A week before I took a group from TKD summer camp on a mountain bike ride, I scouted the trail I hoped to use.  The scouting trip had three results: I had no problem showing my guests where the trail was when we rode it, I took my first real spill in years---I’m still taking ibuprofen to deal with the pain in my right hand, and I decided that I liked trail riding.  I had done lots of riding on dirt roads, but a trail like this, even though it didn’t have anything vaguely technical, was different from everything I had done before.  

I tolerate running on a treadmill, am happy running on roads, and enjoy running trails.  With my ride, I realized that my preferences are even more pronounced for bicycling----I barely tolerate sitting on a stationary bike, am happy biking roads, and am excited about riding trails, at least so far.

The fact is that the ride made me conscious of something I already knew.  I didn’t do a lot of bicycling while in the Bay area because, in general, good biking of any kind was difficult to get to.  Since moving to Montana, access is no longer an issue at all.  I can start great mountain bike rides from my driveway.  I should have been riding a lot since I got here.

Unfortunately, a hip injury kept me off of my bike my first four years in Seeley Lake.  I could ride fine, but mounting and dismounting my bike were nearly impossible without falling.  These years set my pattern.  After my hip replacement, I kept on telling myself that I should put more time into mountain biking, but I never did more than a few rides each season—that is until now.  A confluence of events has occurred that have changed my course. 

First, skijoring the Iditarod Trail next season, I’m going to be what limits how far we go each day, not my dogs.  Because of this, my summer conditioning program is focused on me much more than my dogs.

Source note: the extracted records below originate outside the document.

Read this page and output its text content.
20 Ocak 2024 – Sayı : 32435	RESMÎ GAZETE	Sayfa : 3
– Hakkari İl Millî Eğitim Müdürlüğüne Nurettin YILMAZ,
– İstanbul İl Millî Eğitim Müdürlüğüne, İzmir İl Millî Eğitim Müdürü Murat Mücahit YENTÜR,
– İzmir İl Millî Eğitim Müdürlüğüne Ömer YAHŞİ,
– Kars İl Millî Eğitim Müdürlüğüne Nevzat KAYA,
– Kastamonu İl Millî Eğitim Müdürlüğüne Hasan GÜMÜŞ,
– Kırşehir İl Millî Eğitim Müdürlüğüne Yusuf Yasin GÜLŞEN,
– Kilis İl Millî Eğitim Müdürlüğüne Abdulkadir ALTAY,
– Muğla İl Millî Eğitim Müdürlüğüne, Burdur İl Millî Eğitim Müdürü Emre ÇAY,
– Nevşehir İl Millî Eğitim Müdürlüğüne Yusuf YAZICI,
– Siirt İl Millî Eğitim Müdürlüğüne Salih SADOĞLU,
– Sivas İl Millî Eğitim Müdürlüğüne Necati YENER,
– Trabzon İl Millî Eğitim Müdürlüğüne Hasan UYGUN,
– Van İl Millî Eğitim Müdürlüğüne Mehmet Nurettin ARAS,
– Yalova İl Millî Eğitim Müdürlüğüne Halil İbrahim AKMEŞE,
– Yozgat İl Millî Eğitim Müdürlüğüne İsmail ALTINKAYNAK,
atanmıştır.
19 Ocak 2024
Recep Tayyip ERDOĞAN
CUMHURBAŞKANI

Second, I did do that first trail ride.   I could have told anybody that, once I tried it, I was going to enjoy biking through forests, along ridges, and next to streams.  Moreover, there are quite a few old abandoned roads behind my house that make for great adventures.  Doing that first ride opened my eyes to this.

Finally, the opening of Mike’s mountain bike shop, Rocky Mountain Adventure Gear, has made a big difference.  Good advice from somebody who has both been around and approaches outdoor sports a lot like I do has meshed well enough with reasonably priced gear to have me visiting his shop a lot more than I would have ever expected.  I’m what you call a regular.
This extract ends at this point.